Anthropology by Chrystos, from the "Dyke Humor" issue of Lesbian Ethics (Vol 3 No 3 Summer 1989).

From Practice to Theory, or What is a White Woman Anyway? by Catharine A. MacKinnon. From the excellent anthology Radically Speaking: Feminism Reclaimed. This article is a must-read, a direct challenge to those who would assert that there's no such thing as a woman.

Please see also these articles at other sites:
White Privilege: Unpacking the Invisible Knapsack by Peggy McIntosh
Detour-Spotting for White Anti-Racists by jona olsson (pdf)

I am interested in reading the response essay to MacKinnon's above, called "Whiteness and Women, in Practice and Theory: a Reply to Catharine MacKinnon" by Martha R. Mahoney. Just below is a link to the first page of it. I'm also curious to know if C. A. MacKinnon has responded to this:

http://heinonline.org/HOL/LandingPage?collection=journals&handle=hein.journals/yjfem5&div=13&id=&page=

A friend of mine is trying to locate the whole of it. We'll see what we get.

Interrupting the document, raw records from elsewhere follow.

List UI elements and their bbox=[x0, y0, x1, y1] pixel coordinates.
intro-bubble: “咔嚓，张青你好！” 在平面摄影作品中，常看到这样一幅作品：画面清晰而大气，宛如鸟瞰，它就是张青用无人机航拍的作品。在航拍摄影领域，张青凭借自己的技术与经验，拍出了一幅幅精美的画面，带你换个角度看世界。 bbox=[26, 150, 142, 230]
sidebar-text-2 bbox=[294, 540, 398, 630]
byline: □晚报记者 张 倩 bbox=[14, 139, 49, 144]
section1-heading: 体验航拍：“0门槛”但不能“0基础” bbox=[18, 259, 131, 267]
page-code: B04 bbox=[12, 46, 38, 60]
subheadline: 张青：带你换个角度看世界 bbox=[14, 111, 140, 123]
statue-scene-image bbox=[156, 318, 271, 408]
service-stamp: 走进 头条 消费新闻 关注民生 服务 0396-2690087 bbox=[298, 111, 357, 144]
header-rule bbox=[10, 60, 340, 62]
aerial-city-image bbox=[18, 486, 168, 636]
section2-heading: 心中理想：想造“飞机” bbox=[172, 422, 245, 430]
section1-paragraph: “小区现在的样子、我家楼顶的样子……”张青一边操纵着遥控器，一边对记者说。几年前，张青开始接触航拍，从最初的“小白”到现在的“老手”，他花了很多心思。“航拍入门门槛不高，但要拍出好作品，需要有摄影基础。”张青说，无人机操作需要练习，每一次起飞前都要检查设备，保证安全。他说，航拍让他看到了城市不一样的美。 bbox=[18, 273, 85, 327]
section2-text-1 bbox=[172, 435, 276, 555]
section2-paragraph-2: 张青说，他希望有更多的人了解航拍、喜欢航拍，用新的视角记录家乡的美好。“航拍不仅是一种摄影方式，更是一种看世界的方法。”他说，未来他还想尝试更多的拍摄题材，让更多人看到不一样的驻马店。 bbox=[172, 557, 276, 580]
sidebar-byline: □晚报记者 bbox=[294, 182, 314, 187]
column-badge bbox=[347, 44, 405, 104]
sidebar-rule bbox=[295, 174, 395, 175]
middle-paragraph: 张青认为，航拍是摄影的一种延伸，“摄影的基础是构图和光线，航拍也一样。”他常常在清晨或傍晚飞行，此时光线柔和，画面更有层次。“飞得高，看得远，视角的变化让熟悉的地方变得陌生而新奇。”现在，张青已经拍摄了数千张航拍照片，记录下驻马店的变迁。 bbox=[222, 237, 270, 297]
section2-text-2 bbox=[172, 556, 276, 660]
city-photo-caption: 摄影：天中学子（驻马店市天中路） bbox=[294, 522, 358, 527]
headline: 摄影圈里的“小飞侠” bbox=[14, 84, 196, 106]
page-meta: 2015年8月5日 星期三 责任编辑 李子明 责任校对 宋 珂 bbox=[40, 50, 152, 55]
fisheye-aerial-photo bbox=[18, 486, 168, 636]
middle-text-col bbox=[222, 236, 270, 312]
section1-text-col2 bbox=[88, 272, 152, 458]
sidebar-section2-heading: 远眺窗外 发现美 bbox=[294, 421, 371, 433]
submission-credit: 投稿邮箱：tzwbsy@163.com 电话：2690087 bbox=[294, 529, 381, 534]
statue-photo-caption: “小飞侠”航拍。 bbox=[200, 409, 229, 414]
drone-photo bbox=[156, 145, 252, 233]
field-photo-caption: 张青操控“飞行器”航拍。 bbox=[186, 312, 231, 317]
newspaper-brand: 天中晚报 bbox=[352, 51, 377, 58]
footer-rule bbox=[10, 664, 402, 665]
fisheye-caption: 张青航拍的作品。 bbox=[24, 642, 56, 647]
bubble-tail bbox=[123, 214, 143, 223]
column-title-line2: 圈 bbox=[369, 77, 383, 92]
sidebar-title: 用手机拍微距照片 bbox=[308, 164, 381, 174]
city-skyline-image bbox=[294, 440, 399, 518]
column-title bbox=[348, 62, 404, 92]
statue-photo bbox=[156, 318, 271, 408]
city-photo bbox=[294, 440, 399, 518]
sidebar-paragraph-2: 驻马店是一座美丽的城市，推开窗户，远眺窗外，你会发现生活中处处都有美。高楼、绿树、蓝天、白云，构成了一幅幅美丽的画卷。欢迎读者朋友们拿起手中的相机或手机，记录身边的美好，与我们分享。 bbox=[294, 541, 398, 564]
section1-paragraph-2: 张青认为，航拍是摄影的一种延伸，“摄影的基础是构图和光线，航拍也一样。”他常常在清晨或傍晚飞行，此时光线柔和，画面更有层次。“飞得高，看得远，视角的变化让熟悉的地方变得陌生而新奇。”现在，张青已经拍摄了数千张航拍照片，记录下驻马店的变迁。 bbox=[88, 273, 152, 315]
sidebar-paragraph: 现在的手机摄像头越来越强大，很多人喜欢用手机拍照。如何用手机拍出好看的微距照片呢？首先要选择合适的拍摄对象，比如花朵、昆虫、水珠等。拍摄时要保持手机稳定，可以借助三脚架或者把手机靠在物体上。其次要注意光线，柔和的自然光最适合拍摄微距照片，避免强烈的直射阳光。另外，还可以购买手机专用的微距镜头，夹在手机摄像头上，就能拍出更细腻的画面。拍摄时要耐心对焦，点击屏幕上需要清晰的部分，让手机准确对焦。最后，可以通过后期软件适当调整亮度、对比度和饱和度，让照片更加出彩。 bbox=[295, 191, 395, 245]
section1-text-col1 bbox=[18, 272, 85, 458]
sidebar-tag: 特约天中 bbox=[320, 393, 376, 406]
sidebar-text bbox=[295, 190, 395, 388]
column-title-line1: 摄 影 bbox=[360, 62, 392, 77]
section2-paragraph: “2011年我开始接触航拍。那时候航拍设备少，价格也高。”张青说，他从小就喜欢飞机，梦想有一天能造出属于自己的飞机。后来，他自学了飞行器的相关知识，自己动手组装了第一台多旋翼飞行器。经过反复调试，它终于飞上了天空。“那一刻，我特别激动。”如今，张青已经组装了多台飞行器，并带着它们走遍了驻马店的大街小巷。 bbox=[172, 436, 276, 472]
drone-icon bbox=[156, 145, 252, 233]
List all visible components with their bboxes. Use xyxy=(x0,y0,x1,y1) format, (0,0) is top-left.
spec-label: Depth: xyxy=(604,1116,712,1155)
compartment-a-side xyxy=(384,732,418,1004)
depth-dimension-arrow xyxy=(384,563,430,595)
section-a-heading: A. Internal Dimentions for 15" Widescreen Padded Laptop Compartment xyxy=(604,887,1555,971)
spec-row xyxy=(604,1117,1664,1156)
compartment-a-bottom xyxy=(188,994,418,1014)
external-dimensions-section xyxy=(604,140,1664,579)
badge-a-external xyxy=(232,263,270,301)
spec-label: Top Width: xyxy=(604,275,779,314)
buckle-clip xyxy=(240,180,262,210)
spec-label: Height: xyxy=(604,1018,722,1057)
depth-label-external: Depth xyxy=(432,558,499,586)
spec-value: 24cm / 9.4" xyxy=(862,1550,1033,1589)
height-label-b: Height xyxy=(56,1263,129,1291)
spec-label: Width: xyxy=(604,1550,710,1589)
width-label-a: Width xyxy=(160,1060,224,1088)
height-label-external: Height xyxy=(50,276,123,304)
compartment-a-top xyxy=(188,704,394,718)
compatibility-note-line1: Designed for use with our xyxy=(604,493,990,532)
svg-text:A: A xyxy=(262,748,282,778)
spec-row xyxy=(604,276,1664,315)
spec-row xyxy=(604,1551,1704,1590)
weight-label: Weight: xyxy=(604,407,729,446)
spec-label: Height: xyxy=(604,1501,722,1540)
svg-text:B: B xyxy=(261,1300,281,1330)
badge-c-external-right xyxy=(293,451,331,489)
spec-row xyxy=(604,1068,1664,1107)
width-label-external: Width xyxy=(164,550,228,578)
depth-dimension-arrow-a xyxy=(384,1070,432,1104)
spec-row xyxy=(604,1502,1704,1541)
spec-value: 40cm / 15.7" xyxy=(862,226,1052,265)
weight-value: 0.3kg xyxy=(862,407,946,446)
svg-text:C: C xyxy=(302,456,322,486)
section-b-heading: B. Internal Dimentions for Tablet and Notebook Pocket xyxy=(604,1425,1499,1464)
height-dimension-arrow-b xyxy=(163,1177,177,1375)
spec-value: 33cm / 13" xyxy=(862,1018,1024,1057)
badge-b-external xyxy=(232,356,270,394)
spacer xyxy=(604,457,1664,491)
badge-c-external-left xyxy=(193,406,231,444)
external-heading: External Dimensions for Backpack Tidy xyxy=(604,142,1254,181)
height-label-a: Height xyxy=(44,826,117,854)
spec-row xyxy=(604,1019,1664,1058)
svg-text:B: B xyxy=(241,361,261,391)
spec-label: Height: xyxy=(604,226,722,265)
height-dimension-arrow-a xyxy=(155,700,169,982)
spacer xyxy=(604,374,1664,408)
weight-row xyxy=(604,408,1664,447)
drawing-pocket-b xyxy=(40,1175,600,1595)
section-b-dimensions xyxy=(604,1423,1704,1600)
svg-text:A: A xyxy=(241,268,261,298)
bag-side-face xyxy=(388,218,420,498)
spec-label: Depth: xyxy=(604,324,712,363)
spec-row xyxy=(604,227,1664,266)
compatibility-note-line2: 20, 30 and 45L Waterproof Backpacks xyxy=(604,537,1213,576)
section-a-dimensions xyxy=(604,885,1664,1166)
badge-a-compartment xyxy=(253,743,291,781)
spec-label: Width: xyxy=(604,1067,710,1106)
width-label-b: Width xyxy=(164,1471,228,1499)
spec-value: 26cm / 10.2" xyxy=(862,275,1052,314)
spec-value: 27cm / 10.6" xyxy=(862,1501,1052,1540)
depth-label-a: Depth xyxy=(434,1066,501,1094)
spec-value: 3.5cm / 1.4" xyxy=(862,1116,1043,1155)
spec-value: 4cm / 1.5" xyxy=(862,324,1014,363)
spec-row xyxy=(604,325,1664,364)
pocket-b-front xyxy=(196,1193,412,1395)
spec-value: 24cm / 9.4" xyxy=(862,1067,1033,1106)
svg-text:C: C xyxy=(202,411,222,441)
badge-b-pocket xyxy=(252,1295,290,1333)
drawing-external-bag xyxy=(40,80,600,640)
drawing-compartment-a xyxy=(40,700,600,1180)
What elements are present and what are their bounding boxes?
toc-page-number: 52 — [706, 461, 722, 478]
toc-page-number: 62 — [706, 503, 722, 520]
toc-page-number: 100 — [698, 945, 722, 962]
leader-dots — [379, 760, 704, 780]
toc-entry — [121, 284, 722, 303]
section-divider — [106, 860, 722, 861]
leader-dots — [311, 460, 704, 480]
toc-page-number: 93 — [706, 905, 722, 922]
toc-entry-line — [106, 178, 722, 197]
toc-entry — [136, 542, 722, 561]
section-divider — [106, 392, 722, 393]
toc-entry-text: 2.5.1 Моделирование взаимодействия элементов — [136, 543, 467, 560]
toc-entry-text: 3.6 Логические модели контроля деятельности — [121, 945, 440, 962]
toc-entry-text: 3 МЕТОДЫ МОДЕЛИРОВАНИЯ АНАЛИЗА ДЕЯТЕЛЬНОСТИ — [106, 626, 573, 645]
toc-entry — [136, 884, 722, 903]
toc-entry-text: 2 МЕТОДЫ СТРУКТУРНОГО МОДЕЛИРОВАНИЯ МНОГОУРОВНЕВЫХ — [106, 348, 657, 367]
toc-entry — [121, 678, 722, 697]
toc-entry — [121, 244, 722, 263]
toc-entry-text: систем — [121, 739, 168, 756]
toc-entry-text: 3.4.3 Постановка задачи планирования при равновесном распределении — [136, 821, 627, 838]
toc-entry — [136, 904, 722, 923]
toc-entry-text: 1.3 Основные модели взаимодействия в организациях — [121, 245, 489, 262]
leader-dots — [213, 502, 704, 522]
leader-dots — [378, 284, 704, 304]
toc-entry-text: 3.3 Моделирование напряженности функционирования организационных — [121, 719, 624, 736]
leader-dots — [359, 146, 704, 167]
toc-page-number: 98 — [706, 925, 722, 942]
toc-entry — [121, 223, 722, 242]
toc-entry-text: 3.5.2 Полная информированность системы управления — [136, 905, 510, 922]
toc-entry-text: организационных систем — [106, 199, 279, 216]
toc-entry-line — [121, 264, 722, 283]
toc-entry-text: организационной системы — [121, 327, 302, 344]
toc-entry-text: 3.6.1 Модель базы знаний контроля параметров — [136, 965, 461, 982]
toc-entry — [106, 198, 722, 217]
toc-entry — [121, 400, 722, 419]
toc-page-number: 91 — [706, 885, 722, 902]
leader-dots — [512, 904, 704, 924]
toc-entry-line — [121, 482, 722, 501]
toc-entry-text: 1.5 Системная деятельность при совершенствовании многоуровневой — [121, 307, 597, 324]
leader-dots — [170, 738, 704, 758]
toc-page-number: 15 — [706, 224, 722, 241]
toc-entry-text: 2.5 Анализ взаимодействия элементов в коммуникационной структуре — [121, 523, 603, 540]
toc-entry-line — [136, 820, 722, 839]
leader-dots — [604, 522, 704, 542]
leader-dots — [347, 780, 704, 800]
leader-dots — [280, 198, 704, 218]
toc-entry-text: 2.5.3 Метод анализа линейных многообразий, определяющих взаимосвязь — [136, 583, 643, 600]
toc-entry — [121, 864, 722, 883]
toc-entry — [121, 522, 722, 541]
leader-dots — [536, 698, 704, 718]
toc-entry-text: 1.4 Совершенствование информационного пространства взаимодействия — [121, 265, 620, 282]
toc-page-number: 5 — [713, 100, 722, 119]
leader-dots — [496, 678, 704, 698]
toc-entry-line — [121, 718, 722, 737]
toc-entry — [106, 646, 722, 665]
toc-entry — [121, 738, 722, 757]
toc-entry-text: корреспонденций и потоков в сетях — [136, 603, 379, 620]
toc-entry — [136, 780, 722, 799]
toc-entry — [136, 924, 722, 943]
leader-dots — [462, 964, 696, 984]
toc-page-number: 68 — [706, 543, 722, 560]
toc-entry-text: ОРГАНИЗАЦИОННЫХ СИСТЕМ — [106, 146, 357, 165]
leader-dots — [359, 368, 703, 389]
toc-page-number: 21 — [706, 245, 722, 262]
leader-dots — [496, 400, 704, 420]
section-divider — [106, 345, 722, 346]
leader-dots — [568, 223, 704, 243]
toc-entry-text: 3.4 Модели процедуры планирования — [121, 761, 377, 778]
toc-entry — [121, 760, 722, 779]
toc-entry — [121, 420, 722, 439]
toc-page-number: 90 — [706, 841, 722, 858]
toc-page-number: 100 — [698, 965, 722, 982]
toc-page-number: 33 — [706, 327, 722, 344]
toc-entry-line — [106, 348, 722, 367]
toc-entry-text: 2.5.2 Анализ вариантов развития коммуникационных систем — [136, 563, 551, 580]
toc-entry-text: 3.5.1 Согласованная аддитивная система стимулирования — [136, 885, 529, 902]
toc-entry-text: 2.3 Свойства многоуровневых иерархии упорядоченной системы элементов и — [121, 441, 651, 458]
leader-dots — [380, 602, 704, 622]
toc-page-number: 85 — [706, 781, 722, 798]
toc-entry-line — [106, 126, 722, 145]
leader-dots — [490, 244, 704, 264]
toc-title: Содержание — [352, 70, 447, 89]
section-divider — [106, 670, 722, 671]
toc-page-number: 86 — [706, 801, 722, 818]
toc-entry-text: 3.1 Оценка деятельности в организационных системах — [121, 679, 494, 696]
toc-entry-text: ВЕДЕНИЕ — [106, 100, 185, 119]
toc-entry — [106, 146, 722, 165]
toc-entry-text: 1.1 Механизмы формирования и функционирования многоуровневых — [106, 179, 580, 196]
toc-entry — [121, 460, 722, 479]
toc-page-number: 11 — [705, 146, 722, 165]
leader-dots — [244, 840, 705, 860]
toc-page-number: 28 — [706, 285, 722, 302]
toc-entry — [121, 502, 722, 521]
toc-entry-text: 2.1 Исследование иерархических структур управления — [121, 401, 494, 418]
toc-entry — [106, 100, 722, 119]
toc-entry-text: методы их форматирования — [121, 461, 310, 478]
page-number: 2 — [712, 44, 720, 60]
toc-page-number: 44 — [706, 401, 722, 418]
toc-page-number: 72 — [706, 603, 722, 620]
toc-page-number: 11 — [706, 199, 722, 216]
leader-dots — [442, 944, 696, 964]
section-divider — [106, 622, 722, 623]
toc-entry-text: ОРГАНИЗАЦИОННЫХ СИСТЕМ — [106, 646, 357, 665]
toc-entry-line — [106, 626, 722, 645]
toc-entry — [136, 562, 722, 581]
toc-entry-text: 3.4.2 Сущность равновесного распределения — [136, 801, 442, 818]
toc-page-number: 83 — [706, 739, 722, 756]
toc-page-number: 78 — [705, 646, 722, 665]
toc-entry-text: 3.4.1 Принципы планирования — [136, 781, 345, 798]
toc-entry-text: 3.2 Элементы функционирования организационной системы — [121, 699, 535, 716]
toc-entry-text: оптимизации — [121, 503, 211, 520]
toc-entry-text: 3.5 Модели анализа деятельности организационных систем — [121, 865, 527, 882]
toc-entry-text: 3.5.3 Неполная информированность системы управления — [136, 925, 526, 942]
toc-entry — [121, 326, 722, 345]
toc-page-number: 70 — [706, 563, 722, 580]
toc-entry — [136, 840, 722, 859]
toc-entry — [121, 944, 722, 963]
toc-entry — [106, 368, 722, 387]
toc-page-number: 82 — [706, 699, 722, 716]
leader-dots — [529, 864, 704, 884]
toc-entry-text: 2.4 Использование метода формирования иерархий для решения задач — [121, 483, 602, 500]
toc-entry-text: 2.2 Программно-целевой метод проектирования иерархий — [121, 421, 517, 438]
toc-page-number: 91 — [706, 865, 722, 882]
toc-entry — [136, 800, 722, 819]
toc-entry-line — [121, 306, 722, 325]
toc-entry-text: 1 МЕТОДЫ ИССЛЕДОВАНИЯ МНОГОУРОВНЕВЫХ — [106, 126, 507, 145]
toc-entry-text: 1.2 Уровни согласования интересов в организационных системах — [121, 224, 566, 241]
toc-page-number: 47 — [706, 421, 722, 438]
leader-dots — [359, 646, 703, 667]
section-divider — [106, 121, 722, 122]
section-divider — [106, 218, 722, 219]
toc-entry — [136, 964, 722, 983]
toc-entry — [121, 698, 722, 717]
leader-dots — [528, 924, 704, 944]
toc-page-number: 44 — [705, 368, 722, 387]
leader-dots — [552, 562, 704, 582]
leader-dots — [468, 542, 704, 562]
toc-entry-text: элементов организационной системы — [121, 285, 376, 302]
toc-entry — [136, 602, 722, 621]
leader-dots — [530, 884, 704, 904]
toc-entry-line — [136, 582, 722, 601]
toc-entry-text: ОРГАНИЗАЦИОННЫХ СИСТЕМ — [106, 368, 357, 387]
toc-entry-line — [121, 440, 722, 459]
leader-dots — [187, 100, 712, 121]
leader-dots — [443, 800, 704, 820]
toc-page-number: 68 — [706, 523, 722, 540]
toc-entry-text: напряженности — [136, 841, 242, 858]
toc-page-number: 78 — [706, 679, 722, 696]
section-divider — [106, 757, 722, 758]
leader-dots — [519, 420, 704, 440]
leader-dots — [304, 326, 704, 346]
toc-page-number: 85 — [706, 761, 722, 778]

In the mean time--sometimes far too mean time, here's to more community-building forms of discourse. As someone once remarked to me, "Radicals eat their young." This was meant as a caution about how vicious people can be when defending their own intellectual and political turf. It appear to also be the case that the young do their level best to ignore or dismiss their elders.

The masters of these and other, far more deadly, games are those with the most structural power in society. And in this society of mine, that isn't radicals. But I have noticed, among white radicals in particular, an odd kind of meanness that seems to not understand the meaning of care and compassion at all.